Given information
We are given with the curve\[y = \sqrt x \]We have to find tangent to this curve at the point (1,1).

Step 1: Slope of the tangent at given point
\[\begin{array}{l}m = \mathop {\lim }\limits_{h \to 0} \dfrac{{f\left( {a + h} \right) - f\left( a \right)}}{h}\\ = \mathop {\lim }\limits_{h \to 0} \dfrac{{f\left( {1 + h} \right) - f\left( 1 \right)}}{h}\\ = \mathop {\lim }\limits_{h \to 0} \dfrac{{\sqrt {\left( {1 + h} \right)} - \sqrt 1 }}{h}\\ = \mathop {\lim }\limits_{h \to 0} \dfrac{{\sqrt {\left( {1 + h} \right)} - 1}}{h} \times \dfrac{{\sqrt {\left( {1 + h} \right)} + 1}}{{\sqrt {\left( {1 + h} \right)} + 1}}\\ = \mathop {\lim }\limits_{h \to 0} \dfrac{{1 + h - 1}}{{h\sqrt {\left( {1 + h} \right)} + 1}}\\ = \mathop {\lim }\limits_{h \to 0} \dfrac{h}{{h\sqrt {\left( {1 + h} \right)} + 1}}\\ = \mathop {\lim }\limits_{h \to 0} \dfrac{1}{{\sqrt {\left( {1 + h} \right)} + 1}}\\ = \dfrac{1}{{\sqrt {\left( {1 + 0} \right)} + 1}}\\ = \dfrac{1}{{1 + 1}}\\ = \dfrac{1}{2}\end{array}\]Therefore, the slope at (1,1) is \[{m_{\left( {1,1} \right)}} = \dfrac{1}{2}\]
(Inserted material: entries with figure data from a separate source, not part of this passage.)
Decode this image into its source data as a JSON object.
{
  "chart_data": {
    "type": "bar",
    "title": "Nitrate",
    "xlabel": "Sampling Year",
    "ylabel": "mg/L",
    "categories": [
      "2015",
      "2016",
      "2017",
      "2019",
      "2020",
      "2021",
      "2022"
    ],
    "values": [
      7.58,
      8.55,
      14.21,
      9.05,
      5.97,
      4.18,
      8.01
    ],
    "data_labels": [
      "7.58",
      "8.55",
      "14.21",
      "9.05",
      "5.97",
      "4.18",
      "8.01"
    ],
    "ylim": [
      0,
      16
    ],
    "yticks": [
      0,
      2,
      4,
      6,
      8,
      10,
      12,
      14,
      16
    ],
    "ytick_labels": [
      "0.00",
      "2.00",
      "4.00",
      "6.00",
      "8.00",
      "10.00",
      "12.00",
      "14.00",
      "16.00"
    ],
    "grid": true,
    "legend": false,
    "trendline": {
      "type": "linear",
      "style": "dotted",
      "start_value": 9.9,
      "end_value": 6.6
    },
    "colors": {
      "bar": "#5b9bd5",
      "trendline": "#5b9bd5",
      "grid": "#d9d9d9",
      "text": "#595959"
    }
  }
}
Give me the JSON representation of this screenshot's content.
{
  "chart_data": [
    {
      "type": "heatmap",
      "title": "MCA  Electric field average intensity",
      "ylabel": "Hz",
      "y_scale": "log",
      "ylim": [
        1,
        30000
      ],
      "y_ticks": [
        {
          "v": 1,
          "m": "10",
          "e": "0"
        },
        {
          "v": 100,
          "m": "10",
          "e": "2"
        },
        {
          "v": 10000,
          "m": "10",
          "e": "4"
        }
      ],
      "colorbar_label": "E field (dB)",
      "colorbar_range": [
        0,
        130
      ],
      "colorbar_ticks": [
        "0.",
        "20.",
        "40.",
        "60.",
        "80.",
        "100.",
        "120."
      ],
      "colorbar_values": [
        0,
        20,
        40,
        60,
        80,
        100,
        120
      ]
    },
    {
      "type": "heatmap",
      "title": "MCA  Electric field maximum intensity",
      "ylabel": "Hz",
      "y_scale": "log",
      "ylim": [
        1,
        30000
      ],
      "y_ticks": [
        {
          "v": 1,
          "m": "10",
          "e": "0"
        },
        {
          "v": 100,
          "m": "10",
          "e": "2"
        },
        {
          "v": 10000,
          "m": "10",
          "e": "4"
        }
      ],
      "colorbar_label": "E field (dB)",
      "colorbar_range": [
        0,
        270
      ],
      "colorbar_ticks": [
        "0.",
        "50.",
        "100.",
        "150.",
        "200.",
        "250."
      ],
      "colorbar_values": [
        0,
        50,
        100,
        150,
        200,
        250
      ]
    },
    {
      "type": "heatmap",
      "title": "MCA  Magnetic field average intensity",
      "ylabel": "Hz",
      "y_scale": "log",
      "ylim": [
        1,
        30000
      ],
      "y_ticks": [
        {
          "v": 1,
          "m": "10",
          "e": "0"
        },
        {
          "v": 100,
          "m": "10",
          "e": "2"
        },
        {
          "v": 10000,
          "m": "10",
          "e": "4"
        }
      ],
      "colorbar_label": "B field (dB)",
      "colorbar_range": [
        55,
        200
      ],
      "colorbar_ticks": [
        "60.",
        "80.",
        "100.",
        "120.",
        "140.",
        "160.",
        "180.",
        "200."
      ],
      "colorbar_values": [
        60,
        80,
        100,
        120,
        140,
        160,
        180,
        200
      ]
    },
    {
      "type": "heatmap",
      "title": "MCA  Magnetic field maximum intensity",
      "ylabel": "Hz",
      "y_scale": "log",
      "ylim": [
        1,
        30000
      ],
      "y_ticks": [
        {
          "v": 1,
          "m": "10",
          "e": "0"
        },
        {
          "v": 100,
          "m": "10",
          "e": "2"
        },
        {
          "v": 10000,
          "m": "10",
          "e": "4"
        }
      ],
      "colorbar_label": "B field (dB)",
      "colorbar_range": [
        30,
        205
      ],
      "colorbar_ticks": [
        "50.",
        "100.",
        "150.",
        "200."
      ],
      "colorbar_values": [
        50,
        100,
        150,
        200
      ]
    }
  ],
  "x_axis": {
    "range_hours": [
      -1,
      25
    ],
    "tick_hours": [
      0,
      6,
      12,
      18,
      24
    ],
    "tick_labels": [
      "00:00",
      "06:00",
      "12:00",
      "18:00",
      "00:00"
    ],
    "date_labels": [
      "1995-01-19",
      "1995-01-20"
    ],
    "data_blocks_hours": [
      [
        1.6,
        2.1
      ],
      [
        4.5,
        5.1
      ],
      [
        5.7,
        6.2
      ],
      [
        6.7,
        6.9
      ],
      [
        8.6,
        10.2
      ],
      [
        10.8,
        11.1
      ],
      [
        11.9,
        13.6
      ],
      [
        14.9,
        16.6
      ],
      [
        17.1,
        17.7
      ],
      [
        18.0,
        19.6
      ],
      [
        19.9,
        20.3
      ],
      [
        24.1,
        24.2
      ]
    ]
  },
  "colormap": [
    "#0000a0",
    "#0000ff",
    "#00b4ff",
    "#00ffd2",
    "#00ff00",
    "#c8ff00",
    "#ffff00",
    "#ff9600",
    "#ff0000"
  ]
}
Step 2: Equation of tangent
The general form of straight line passing through a point($x_1, y_1$) and having a slope, $m$ is given by:\[y - {y_1} = m\left( {x - {x_1}} \right)\]Apply the point (1,1) and slope (m 1/2)\[\begin{array}{l}y - {y_1} = m\left( {x - {x_1}} \right)\\y - 1 = \dfrac{1}{2}\left( {x - 1} \right)\\y - 1 = \dfrac{1}{2}x - \dfrac{1}{2}\\y = \dfrac{x}{2} - \dfrac{1}{2} + 1\\y = \dfrac{x}{2} + \dfrac{1}{2}\end{array}\]Therefore, \[y = \dfrac{x}{2} + \dfrac{1}{2}\]